Why Ace Hardware Says Being a ‘Late Mover’ to Retail Media is a Benefit

Ace Hardware unveils its Retail Media Network, RedVest Media, which will launch in October. 

Ace Hardware is the latest merchant to open its website and stores to brand advertising.

The hardware co-op with 5,000-plus stores will allow brands to advertise to shoppers on its homepage, product detail pages, search pages, in app, within emails and in-store signs, in addition to off-site ads with programmatic display, video, CTV and mobile ads. Ace has 73 million loyalty program members, 6 million app users, 50 million monthly website visits and 3,900 stores opted-in to in-store signs, said Molly Hjelm, Corporate Vice President, RedVest Media at Ace Hardware.

Molly Hjel, Corporate Vice President, RedVest Media at Ace Hardware
Molly Hjelm, Corporate Vice President, RedVest Media at Ace Hardware

What’s more Ace’s ecommerce sales are growing 30% year over year. The retail media network, dubbed RedVest Media, will empower individual brands to promote their portfolio of products to Ace’s growing audience, Hjelm said.

“As a co-op retailer, we’re a company that really values marketing as one of the core benefits that we provide to our independent stores,” Hjelm said. “We know that it works. We know that it drives sales, that it drives units, that it drives visits into those retailers. And so putting those same tools in the hands of our vendor community really feels like just an extension of that helpfulness.”

Ace is ‘wonderfully late’ to building its retail media network

Over the past handful of years retailers have woken up to the added revenue stream a retail media network can add to their bottom line. (Amazon.com generated $56 billion in advertising services in 2024, according to its fiscal reporting.)  And subsequently, retailers have steadily debuted their own networks including major players like Target, Walmart, The Home Depot, Dollar General, Wayfair, BestBuy, HyVee, Lowe’s and now Ace Hardware.

Hjelm describes the timing of RedVest Media as “wonderfully late.”

“We are coming forward at a time where the industry has learned a lot. It has matured significantly,” she said. “The tech stack and the partnerships that are possible in retail media have evolved really significantly over the last four or five years. And so that’s allowing us to launch really quickly a mature portfolio and to learn from some of the pitfalls or the things that have slowed growth and development of some of the other leading networks.”

For example, instead of trying to build its own platform in-house, from the jump it tapped Epsilon Retail Media to build the platform using its proven user interface for media buying and measurement.

Because other merchants have also used Epsilon to build their network, brands are familiar with it and the learning curve for using RedVest Media should be low, Hjelm said.

“The retailer brings the value of their shopper as an audience, their sales data for measurement and their inventory, their onsite inventory, which is exclusive to them, and intercepts people right at that point of sale,” she said. “But no advertiser wants a retailer build the UI/UX that the media runs through.”

Brands want to advertise at Ace

Another advantage of coming “late” to the retail media game is not having to convince brands of the value of buying retail media ads.

“The vast majority of these partners are engaged in retail media at other retailers, and so they’ve seen the power of it firsthand to drive their sales,” Hjelm said.

Previously, brands Ace featured in its advertisements were at the marketing team’s discretion.
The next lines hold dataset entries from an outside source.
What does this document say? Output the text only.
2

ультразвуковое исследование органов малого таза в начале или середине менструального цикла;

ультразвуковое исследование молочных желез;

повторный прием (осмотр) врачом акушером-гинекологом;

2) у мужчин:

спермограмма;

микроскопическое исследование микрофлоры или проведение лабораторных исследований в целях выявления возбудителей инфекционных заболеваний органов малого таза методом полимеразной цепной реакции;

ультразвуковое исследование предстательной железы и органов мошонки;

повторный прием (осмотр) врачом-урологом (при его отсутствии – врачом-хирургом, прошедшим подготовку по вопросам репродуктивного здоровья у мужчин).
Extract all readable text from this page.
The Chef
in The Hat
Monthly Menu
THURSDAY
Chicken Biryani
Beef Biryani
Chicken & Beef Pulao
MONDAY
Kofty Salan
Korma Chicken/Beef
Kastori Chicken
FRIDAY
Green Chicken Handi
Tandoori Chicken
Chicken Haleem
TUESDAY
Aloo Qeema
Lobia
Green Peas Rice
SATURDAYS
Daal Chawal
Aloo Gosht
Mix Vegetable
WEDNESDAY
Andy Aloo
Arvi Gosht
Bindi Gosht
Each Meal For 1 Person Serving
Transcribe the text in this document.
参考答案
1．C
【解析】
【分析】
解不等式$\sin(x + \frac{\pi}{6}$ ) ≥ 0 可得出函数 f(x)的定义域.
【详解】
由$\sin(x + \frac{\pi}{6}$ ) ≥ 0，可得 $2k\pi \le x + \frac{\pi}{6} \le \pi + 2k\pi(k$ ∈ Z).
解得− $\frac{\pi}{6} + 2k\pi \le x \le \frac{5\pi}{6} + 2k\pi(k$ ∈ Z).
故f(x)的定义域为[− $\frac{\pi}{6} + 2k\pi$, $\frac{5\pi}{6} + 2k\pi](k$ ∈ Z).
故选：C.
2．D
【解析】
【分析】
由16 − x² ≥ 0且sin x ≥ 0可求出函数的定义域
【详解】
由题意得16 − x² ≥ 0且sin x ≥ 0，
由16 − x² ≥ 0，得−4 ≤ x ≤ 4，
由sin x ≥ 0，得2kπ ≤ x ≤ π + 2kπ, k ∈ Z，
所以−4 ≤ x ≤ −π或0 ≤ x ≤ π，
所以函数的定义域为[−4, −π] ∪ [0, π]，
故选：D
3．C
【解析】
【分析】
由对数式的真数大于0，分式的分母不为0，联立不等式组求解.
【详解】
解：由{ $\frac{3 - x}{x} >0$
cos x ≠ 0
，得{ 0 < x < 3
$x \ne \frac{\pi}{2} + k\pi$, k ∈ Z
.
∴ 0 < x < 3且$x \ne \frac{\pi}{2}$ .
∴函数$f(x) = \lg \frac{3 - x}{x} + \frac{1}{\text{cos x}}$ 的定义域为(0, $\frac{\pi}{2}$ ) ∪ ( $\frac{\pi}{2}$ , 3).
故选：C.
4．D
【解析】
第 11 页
And while that was free marketing, thousands of brands sell at Ace that it may never feature in an ad, Hjelm said. Media buying opportunities give all brands more control and precision for how their products show up.

“Think about the difference for a grilling company of being featured in a grilling ad alongside all their competitive set on the week that isn’t necessarily their most important week of the year, versus the ability to have an ad that only features their brand, their promotion, and to guarantee that it gets the homepage slot in their most important seasonal week of the year,” Hjelm said.

For Ace, the goal for the additional ads will be to drive more sales and for Ace to increase its share of voice especially in the four categories of power, paint, home preservation and lawn & garden, Hjelm said.

It took about five months to build, although Ace has thought of having a retail media network for years. Hjelm declined to share any return on ad spend benchmarks for retail media advertisers.

Shoppers see on-site ads regularly

Because more retailers have opened their websites to advertising, shoppers now regularly see sponsored products while they shop. Hjelm said ads enhance the online shopping experience because they are personalized and introduce shoppers to other products they may not have considered.

“We don’t always expect that an Ace customer knows exactly what they want when they walk into an Ace store. And it’s the same thing online,” Hjelm said. “You might come online thinking that you want a certain type of drill or that you’re looking for a certain sort of solution. And to have the opportunity to see relevant and adjacent categories and products helps you. It actually allows us to be more helpful to that customer.”